22 April 2016

THE AI HACKER THAT CAN PREDICT 85 PERCENT OF CYBER ATTACKS: MIT’S MINORITY-REPORT STYLE ALGORITHM CAN PICK UP SUSPICIOUS BEHAVIOR

April 19, 2016 
MIT’s Minority-Report Style Algorithm Can Pick Up Suspicious Behavior

Cheyenne Macdonald writes on the April 18, 2016 website, London’s The Daily Mail Online, that “a new artificial intelligence (AI) system developed by researchers at the Massachusetts Institute of Technology (MIT) merges human and machine capabilities to hunt potential cyber attacks, and weed out false positives. Called AI2, the platform acts as a virtual analyst and has so far proven its ability to detect 85 percent of (cyber) attacks. As the system presents its findings to human analysts, feedback is incorporated to continually improve its detection rates,” Ms. Macdonald wrote.
Currently, “security systems are typically grouped into one of two categories: human, or machine,” Ms. Macdonald noted. “But, the new platform developed by researchers from MIT’s Computer Science and Artificial Intelligence Laboratory (CSAIL); and, machine-learning start-up, PatternEx, combines those two world’s. AI2 uses three, unsupervised, machine-learning techniques to narrow down the amount of information it presents to analysts. Then, it creates a supervised model which continually improves its capabilities. The AI2 first combs through massive amounts of data, and clusters these into meaningful patterns. This allows it to detect suspicious activity, which is then presented to the human analysts for confirmation. The feedback is then worked into the model to be applied to the next data set.”

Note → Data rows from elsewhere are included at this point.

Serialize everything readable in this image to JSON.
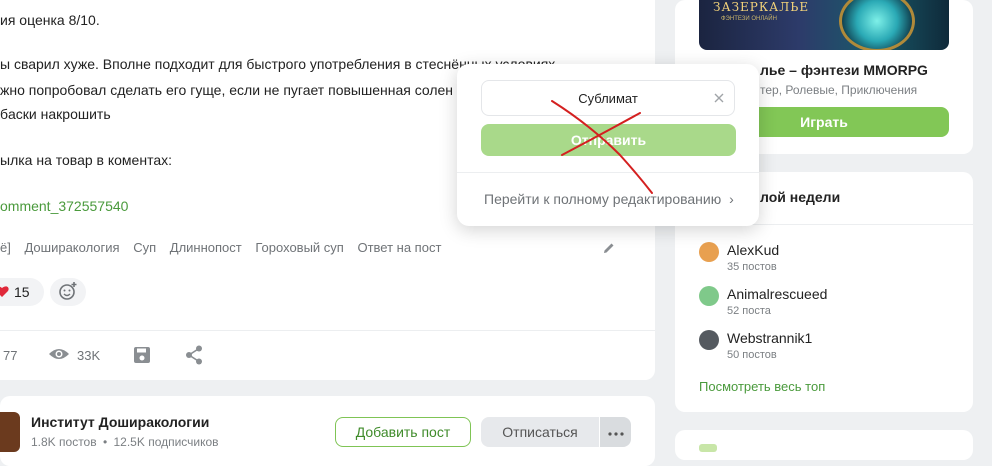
{
  "post": {
    "lines": [
      "ия оценка 8/10.",
      "ы сварил хуже. Вполне подходит для быстрого употребления в стеснённых условиях",
      "жно попробовал сделать его гуще, если не пугает повышенная солен",
      "бaски накрошить",
      "ылка на товар в коментах:"
    ],
    "link": "omment_372557540",
    "tags": [
      "ё]",
      "Доширакология",
      "Суп",
      "Длиннопост",
      "Гороховый суп",
      "Ответ на пост"
    ],
    "likes": "15",
    "comments": "77",
    "views": "33K"
  },
  "community": {
    "name": "Институт Доширакологии",
    "posts": "1.8K постов",
    "subscribers": "12.5K подписчиков",
    "add_post_label": "Добавить пост",
    "unsubscribe_label": "Отписаться"
  },
  "ad": {
    "banner_text": "ЗАЗЕРКАЛЬЕ",
    "banner_sub": "ФЭНТЕЗИ ОНЛАЙН",
    "title": "лье – фэнтези MMORPG",
    "genres": "тер, Ролевые, Приключения",
    "play_label": "Играть"
  },
  "top_week": {
    "title": "лой недели",
    "users": [
      {
        "name": "AlexKud",
        "posts": "35 постов",
        "color": "#e8a050"
      },
      {
        "name": "Animalrescueed",
        "posts": "52 поста",
        "color": "#7fc98a"
      },
      {
        "name": "Webstrannik1",
        "posts": "50 постов",
        "color": "#555a60"
      }
    ],
    "see_all": "Посмотреть весь топ"
  },
  "popup": {
    "input_value": "Сублимат",
    "submit_label": "Отправить",
    "full_edit_label": "Перейти к полному редактированию"
  },
  "colors": {
    "accent": "#82c756",
    "link": "#4a9a3c",
    "annotation": "#d42020"
  }
}
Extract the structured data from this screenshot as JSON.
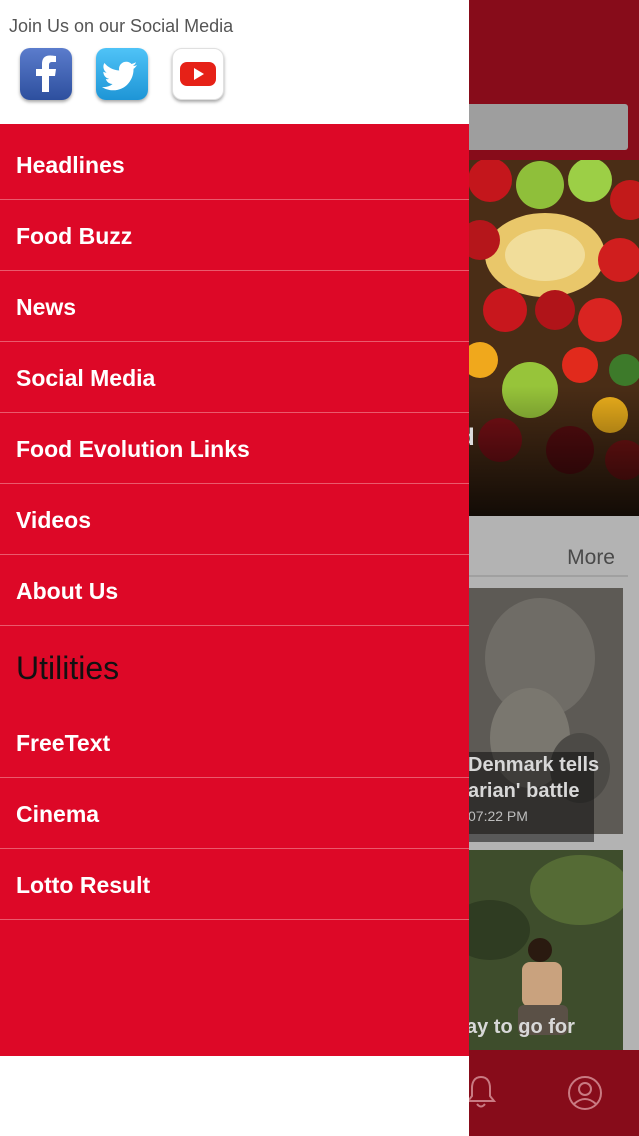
{
  "social": {
    "title": "Join Us on our Social Media",
    "icons": [
      {
        "name": "facebook-icon",
        "color": "#3b5998"
      },
      {
        "name": "twitter-icon",
        "color": "#1da1f2"
      },
      {
        "name": "youtube-icon",
        "color": "#e62117"
      }
    ]
  },
  "menu": {
    "primary": [
      {
        "label": "Headlines"
      },
      {
        "label": "Food Buzz"
      },
      {
        "label": "News"
      },
      {
        "label": "Social Media"
      },
      {
        "label": "Food Evolution Links"
      },
      {
        "label": "Videos"
      },
      {
        "label": "About Us"
      }
    ],
    "utilities_heading": "Utilities",
    "utilities": [
      {
        "label": "FreeText"
      },
      {
        "label": "Cinema"
      },
      {
        "label": "Lotto Result"
      }
    ]
  },
  "background": {
    "hero_caption_fragment": "d",
    "section_more": "More",
    "card1": {
      "line1": "Denmark tells",
      "line2": "arian' battle",
      "time": "07:22 PM"
    },
    "card2": {
      "line1": "ay to go for"
    }
  },
  "colors": {
    "menu_red": "#dd0827",
    "header_dark_red": "#870c1a",
    "divider": "#ea5a6c"
  }
}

“During the tests,” The Daily Mail Online reports, “the system scored 3.6 billion ‘log lines’ of data; and, was able to detect attacks 85 percent of the time.” “You can think about the system as a ‘virtual analyst,’ says CSAIL research scientist Kalyan Veermamachaeni, who developed AI2, with Ignacio Arnaldo, a Chief Data Scientist at PatternEX, and former CSAIL postdoc. “It continuously generates new models that it can refine in as little as a few hours, meaning it can improve its detection rates — significantly, and rapidly.”
“On its first day of training,” Ms. Macdonald wrote, “the researchers say AI2 presents the experts with 200 of what it deems to be the most abnormal events. In just a few days, the system will be presenting analysis with only 30, or 40 events — thanks to its self-improving capabilities.” 

“This paper brings together the strengths of the analyst intuition, and machine learning; and, ultimately drives down both false positives, and false neggatives,” said Nifesh Chawla, the Frank M. Fiemann Professor of Computer Science at the University of Notre Dame. “This research has the potential to become a line of defense against such attacks as fraud, service abuse, and account takeover, which are major challenges faced by consumer-facing systems’ ‘The system can tackle billions of data each day, sorting the features into ‘normal,’ and ‘abnormal,’ groups.”

“The most attacks the system detects, the more analyst feedback it receives, which, in turn, improves the accuracy of future predictions,” Veeramachanei says. “The human-machine interaction creates a beautiful cascading effect.”

Pretty impressive, and lots of potential good here. Sure, the system isn’t ‘bullet-proof,’ few things are. But, an 85 percent solution is probably a lot better than most companies are currently doing; and, is probably good enough fr many. How user-friendly this system is, how soon it can actually be in use, etc., were not discussed.